Perhaps influenced by the "graphic scores" of multi-instrumentalist Anthony Braxton, "Forget The Pixel" began with a veritable sonic storm of computer generated sound—swirling strands of beeping mayhem, shifting on a dime like schools of fish. Drums and bass entered with a staggered theme alternating between the meters of 3/2 and 9/8. At a certain cue, Dessen and Weiss dropped out, leaving the bassist alone to negotiate an improvised segue into even more oblique landscape, "Licensed Unoperators (for Lisle Ellis)." This piece utilized short descriptive instructions, like "whisper variations w/plunger" as it's score, until arriving at an 11-bar notated theme after the structured group improvisation.

After Tordini and Weiss rested, Dessen utilized a special electronic mute wired into his laptop to begin his mind-boggling solo feature. He activated some prerecorded horn sounds while recording new ones, then removed the electronic mute and began a fierce duet with himself—coaxing sub-toned growls live while interacting with the ever-modulating loops. At one point he actually conjured up the sound of huge predatory beasts wrestling each other to the death. Tordini entered the fray, sawing furiously at his bass while Weiss kept his distance, interjecting occasional punctuations from the edge of his cymbals and the sides of the traps.

The trombonist then launched into a melodic soliloquy, episodic in nature. His thematic invention was all the more profound because he constantly visited the unexpected places. Despite the extended length of the suite, the audience was hardly given the chance for its attention to waver—Dessen's music was too full of information for that to be possible.

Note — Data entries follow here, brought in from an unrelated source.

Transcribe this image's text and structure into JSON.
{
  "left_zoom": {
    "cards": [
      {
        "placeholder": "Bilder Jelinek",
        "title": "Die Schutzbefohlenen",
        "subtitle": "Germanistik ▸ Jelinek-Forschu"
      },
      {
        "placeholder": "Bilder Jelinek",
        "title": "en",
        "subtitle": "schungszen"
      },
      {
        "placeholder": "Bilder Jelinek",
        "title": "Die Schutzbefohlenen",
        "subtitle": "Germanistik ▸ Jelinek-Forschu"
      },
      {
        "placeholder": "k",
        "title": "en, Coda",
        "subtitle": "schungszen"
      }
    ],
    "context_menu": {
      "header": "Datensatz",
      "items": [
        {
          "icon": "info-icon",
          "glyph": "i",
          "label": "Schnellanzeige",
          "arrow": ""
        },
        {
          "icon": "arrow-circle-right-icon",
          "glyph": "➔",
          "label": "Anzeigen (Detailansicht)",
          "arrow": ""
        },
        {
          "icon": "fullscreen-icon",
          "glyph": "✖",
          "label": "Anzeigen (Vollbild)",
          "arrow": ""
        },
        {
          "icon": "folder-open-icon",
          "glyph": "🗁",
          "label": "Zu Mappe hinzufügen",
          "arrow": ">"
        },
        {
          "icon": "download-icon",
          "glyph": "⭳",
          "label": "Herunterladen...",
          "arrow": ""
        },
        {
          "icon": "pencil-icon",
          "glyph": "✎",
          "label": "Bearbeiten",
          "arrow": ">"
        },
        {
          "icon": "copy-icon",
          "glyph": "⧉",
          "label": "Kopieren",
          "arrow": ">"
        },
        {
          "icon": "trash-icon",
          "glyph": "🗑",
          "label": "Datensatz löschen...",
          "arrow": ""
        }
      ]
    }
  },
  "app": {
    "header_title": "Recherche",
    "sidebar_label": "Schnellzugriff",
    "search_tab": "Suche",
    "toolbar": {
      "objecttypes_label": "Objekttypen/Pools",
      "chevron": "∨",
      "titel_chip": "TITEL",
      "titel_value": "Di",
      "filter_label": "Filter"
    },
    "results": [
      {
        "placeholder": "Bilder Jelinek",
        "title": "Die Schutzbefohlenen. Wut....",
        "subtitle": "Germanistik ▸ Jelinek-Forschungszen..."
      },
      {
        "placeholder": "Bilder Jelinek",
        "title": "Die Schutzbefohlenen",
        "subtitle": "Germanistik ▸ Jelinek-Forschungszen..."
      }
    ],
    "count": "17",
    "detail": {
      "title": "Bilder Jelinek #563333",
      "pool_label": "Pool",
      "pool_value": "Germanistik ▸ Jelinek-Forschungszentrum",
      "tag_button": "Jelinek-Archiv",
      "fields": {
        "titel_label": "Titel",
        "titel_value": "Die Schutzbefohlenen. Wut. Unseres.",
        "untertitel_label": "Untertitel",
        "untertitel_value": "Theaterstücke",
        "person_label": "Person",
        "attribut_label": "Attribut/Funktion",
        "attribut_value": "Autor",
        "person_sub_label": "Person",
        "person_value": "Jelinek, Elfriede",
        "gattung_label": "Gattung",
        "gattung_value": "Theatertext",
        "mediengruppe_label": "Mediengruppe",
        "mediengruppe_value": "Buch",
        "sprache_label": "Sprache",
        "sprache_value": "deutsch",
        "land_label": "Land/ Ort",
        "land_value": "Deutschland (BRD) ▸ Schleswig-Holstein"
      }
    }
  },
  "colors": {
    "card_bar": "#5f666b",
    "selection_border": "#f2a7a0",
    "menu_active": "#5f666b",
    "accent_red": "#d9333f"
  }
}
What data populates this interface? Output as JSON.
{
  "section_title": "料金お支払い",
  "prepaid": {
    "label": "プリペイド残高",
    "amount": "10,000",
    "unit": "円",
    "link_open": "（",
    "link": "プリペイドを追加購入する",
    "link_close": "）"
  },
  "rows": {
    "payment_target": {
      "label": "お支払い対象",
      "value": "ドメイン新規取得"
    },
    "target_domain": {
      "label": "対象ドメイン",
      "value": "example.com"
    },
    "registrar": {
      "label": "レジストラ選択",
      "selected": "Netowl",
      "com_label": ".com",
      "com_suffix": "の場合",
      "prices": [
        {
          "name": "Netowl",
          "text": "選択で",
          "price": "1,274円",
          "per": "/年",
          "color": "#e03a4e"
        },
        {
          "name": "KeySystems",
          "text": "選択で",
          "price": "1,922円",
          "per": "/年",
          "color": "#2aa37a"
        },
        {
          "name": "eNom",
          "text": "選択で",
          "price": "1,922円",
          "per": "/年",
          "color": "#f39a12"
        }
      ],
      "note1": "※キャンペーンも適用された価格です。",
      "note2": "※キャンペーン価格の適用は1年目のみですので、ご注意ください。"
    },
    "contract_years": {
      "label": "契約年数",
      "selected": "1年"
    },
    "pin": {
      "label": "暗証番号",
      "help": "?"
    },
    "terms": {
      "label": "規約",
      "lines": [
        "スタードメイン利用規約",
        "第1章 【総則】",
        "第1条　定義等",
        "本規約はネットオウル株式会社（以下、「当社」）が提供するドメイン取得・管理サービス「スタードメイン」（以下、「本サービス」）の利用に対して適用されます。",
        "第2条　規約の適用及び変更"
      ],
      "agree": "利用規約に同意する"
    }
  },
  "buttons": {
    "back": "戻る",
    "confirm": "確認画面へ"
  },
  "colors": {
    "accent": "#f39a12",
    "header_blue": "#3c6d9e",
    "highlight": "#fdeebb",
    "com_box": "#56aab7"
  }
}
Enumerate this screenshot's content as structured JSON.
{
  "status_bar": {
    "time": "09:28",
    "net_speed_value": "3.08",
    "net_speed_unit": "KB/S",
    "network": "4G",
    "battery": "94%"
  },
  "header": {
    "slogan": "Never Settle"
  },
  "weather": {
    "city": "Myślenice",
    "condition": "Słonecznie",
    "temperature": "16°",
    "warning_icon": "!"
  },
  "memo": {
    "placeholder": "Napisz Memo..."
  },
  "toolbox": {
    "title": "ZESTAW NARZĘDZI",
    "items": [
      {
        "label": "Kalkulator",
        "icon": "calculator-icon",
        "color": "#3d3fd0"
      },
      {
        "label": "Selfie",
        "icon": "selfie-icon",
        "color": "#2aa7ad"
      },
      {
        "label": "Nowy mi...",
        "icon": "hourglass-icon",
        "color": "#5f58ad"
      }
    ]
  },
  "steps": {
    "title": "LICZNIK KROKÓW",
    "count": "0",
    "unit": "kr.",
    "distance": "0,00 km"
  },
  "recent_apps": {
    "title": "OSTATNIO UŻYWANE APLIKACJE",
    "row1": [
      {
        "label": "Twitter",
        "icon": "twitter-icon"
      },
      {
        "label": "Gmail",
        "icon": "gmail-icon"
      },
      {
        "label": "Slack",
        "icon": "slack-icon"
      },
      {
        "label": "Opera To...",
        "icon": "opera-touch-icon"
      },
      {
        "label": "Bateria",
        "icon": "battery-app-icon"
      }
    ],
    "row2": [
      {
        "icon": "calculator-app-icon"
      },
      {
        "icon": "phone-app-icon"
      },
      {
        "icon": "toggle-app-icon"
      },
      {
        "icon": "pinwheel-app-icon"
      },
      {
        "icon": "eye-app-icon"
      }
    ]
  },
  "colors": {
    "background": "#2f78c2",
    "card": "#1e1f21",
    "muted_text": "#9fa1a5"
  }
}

By the time the trio arrived at the final movement, "The Utopian Tense Of Green (For Mariangeles),"—a beautiful tone-poem written for his partner in life, the brilliant abstract artist Mariangeles Soto-Diaz—Dessen had activated an ethereal, multi-horn choir from his laptop, while the trio commented with throbbing, probing lines— eventually allowing the horn choir to waft into the rafters of the acoustically wonderful Winifred Smith Concert Hall.

Once sure it was over, the enthusiastic audience erupted with supportive whistles, shouts and sustained applause. A stunning example of creative, adventurous music, utterly devoid of cliché, stretching even the frontiers of free jazz beyond recognition.